If a man can leave a legacy to sustain in this world, Mark’s would be this: to hold an embodied, deep heart practice in our everyday lives, to find the sun’s doorway in all the stuck underworld places, and open ourselves up to a very different kind of future on Earth, one flower at a time.
He will be utterly missed.
If you would like to contribute to Mark’s Tribute Fund to continue his work with plants for the future, you can find all details here. Many thanks!
NOTE: Dear subscribers to The Red Tent: I do apologise for this unexpected break in the twice-monthly schedule. We will be back in April with further explorations into metaphysical territories, uneasy chairs and dancing floors. Thank you all for your patience and understanding, and for your kind messages.
I have no words for the depth of sadness, gratitude and astonishment that I feel reading this piece about Mark's gifts and example. Amazed by your ability to write this tribute with such lucidity and convey Mark's wisdom and spirit, the complexity of his hard-won understandings. Huge love to you during this time of such change and loss.
“What can you say about an extraordinary life lived ordinarily?

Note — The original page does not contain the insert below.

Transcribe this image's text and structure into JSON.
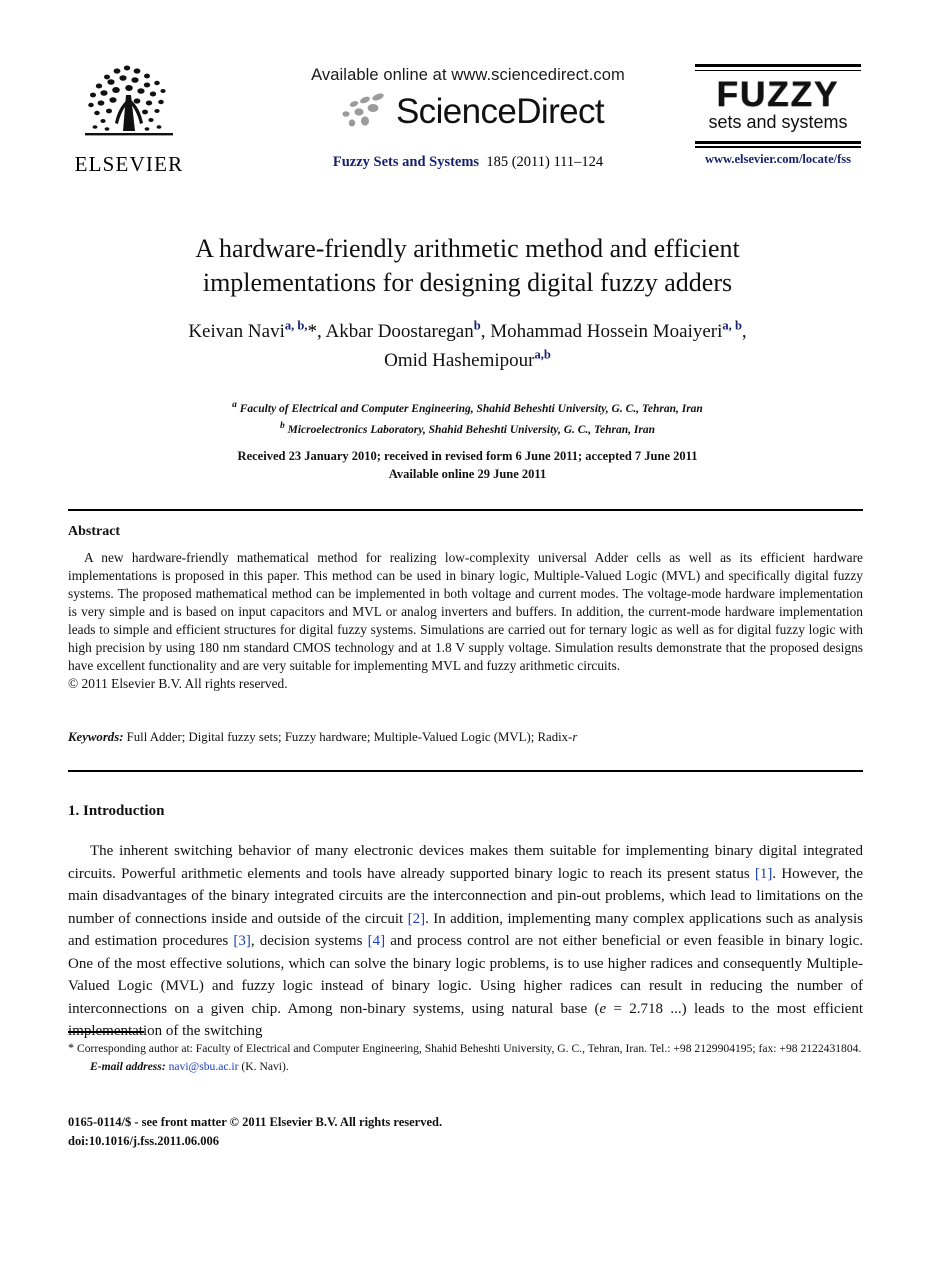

What can you say about a man who would stop the car to rescue a butterfly caught on the windscreen, or a bee on the road, who could hold any bird that flew into the house and free them….A Dionysian in an age that worships the Olympian. A beautiful man. A meeting with him always led to a better mood. It was hard to feel ‘less than’ around him.”
So beautiful, thank you for sharing your understanding of him. To not understand or have context for someone who lives like this feels like a crime. I can honestly say that I felt that last bit even over zoom.